Anthony (2000) considers that ‘recovery is a process…a belief which infuses a system…which providers can hold for service users…grounded on the idea that people can recover form mental illness and that the delivery system must be constructed on this knowledge’ (p. 159). Recovery highlights practice based on restoring hope, making meaning, experiencing success, taking control and maintaining and developing supportive relationships (Repper & Perkins, 2003). In the last 15 years there has been an increased interest in incorporating recovery philosophy into services particularly in New Zealand, Canada, the US, the UK and Ireland. Recovery and occupational therapy are considered in depth by Karen Rebeiro in Chapter 8.

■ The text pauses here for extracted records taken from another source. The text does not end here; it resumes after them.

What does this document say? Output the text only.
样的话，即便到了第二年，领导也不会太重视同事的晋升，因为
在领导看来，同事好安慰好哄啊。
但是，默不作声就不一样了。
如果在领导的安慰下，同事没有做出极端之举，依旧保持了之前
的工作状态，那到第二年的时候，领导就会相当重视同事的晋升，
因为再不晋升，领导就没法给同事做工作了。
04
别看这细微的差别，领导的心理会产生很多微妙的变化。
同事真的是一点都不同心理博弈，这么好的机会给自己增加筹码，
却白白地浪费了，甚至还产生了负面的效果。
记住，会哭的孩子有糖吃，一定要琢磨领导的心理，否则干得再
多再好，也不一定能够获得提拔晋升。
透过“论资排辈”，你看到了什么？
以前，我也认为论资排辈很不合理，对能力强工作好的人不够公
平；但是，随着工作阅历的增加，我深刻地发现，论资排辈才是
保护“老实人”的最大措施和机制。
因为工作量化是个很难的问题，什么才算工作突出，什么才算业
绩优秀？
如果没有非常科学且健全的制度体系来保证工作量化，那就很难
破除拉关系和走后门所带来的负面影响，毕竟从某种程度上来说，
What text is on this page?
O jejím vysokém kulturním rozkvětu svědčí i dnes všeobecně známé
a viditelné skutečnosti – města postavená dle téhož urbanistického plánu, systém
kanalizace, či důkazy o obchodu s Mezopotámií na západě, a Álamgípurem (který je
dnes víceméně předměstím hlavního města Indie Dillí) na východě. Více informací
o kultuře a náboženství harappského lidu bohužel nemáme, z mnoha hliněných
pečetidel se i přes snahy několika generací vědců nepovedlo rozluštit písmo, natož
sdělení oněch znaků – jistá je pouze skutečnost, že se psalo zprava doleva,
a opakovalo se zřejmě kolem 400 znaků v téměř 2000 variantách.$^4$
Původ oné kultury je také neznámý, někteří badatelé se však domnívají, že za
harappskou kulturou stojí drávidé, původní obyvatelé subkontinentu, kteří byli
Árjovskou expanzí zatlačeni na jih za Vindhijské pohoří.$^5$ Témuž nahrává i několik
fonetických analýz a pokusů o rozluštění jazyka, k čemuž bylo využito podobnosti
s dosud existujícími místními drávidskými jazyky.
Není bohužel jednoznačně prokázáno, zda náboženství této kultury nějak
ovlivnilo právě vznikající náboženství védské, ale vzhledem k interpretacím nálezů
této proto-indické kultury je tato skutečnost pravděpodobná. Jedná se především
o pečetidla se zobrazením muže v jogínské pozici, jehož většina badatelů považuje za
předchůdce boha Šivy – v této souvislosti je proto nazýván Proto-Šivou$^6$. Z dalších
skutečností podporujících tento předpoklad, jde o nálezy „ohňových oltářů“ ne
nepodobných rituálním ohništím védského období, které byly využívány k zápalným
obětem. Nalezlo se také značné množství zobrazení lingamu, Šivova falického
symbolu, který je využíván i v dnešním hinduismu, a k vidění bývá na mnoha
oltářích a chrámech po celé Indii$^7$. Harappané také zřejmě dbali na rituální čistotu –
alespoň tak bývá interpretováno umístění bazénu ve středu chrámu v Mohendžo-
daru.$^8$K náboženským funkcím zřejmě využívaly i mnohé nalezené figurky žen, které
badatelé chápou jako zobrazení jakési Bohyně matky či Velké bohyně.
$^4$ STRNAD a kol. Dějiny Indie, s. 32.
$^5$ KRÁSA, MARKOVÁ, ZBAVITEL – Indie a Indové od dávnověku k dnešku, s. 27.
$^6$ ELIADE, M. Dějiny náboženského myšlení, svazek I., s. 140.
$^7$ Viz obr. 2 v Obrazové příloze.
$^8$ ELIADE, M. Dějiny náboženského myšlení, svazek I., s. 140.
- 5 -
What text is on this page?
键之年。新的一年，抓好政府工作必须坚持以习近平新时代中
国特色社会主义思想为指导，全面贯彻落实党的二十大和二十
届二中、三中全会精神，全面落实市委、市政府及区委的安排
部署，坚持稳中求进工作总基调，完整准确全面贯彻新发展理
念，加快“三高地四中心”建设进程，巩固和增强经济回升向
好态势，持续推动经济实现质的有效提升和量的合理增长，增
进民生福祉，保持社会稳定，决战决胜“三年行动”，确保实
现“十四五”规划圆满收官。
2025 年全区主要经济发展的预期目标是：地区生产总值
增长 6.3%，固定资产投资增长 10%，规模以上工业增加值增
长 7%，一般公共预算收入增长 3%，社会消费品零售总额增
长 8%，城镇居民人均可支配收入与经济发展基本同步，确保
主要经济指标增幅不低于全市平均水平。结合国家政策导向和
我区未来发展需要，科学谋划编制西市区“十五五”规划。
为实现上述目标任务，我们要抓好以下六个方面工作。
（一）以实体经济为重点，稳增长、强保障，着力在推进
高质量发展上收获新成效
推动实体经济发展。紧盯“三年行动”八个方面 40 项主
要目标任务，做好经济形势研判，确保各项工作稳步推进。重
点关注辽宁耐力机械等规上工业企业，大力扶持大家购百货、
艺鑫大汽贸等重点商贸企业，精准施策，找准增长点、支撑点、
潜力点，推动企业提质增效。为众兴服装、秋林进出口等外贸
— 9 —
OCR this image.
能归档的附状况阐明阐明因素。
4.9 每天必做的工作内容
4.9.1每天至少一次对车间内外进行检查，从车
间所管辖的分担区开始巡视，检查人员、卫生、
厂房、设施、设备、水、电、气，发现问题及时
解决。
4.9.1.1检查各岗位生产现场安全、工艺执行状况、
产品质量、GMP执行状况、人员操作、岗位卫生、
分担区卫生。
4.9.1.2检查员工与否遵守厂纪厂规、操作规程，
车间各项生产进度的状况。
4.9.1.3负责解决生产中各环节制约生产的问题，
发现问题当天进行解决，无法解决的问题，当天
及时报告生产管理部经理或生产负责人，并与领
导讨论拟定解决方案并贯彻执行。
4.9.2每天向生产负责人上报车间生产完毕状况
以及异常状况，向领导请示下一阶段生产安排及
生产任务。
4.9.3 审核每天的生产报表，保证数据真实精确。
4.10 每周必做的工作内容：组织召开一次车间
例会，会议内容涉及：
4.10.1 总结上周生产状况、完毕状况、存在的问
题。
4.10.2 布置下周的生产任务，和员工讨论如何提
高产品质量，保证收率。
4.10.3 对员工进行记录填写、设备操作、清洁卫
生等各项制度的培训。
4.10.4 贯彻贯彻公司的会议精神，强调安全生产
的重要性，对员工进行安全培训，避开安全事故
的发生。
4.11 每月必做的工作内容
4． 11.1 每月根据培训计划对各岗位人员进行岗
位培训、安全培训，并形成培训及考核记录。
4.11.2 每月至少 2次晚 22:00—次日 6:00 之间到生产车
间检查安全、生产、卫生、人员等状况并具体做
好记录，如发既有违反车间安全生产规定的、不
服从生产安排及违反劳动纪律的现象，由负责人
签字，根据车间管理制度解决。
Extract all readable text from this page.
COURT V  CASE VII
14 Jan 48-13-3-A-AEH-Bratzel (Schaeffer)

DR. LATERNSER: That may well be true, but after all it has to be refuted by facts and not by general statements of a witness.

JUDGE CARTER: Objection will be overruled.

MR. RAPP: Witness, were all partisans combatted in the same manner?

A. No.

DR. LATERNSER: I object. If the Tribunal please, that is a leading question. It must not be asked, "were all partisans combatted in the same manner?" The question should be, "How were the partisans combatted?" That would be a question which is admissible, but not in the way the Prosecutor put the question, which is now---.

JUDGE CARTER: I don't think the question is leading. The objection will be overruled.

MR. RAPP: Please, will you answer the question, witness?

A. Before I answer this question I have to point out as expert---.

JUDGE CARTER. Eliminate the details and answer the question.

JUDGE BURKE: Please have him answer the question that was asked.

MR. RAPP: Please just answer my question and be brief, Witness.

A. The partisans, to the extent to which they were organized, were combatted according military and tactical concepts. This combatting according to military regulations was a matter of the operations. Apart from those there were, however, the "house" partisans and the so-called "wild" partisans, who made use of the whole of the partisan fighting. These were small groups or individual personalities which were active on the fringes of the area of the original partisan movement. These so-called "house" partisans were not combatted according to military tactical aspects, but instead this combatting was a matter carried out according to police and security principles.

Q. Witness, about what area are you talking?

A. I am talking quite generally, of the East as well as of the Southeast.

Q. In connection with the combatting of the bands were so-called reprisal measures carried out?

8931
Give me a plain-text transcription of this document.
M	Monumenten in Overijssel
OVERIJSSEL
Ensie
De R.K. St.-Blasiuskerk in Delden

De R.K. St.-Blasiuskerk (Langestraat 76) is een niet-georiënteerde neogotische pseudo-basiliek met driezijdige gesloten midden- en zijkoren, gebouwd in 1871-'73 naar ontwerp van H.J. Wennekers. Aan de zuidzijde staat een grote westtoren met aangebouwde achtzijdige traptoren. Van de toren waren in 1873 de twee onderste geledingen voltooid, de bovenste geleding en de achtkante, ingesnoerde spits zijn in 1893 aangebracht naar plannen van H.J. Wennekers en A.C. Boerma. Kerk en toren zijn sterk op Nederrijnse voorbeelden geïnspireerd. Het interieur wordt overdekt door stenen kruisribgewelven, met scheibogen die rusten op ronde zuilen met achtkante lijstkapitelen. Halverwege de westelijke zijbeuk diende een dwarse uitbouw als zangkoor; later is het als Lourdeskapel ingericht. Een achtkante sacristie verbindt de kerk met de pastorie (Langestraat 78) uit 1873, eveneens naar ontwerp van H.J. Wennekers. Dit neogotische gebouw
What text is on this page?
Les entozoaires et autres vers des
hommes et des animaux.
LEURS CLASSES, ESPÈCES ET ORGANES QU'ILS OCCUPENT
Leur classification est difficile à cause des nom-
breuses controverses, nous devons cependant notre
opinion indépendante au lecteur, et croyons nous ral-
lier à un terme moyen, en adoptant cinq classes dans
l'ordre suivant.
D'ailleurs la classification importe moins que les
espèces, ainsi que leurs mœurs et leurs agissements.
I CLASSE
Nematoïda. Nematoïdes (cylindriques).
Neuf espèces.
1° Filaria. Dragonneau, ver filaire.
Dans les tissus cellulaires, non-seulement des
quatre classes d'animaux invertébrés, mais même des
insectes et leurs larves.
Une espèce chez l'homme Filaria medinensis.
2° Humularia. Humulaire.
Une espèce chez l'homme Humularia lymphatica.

Social inclusion and its relationship to mental health problems is well recognised and complex. Users of mental health services can be excluded in multiple ways and experience stigma and discrimination in their daily lives. Occupational engagement and community participation are highlighted as ways of reducing both stigma and discrimination. Wendy Bryant offers a stimulating discussion on occupational alienation and inclusion within the community in Chapter 7.
The importance of work to increase engagement and social inclusion is discussed by Carla van Heerdan in Chapter 10 as she merges her South African and UK experiences of vocational rehabilitation. The use of creative activities in community settings offers a possible way forward to enhance social inclusion and reduce alienation in the community. In Chapter 9, Jacqueline Ede illustrates innovative partnerships to achieve inclusion.
In Chapter 2 Gabrielle Richards provides an overview of the impact of policy on occupational therapy practice. Cultural sensitivity and multiculturalism pose challenges for services worldwide, and in Chapter 3, Kee Hean Lim reviews the significance of cultural sensitivity in practice.
In Chapters 4 and 5, Samantha Dewis and Michelle Harrison discuss the importance of occupational therapy in acute care and crisis intervention teams. Elaine Hunter shares her experiences of developing a forensic service aligned to the best evidence in Chapter 6. Graeme Smith in Chapter 11 reinforces the significance of narrative to change the dominant discourses prevalent in mental health.
The need for users to be active participants, collaborators and consultants in service provision, development and research is well established. In Chapter 12, Dr Samson Tse and Dr Carolyn Doughty present the results of a systematic review examining user participation in service delivery. In Chapters 13 and 14 Dr Edward Duncan and Dr Thelma Sumsion, respectively, share their personal journeys as researchers. To conclude, in Chapter 15 Christine Craik reflects on the past and offer insights into possible futures for occupational therapy in mental health.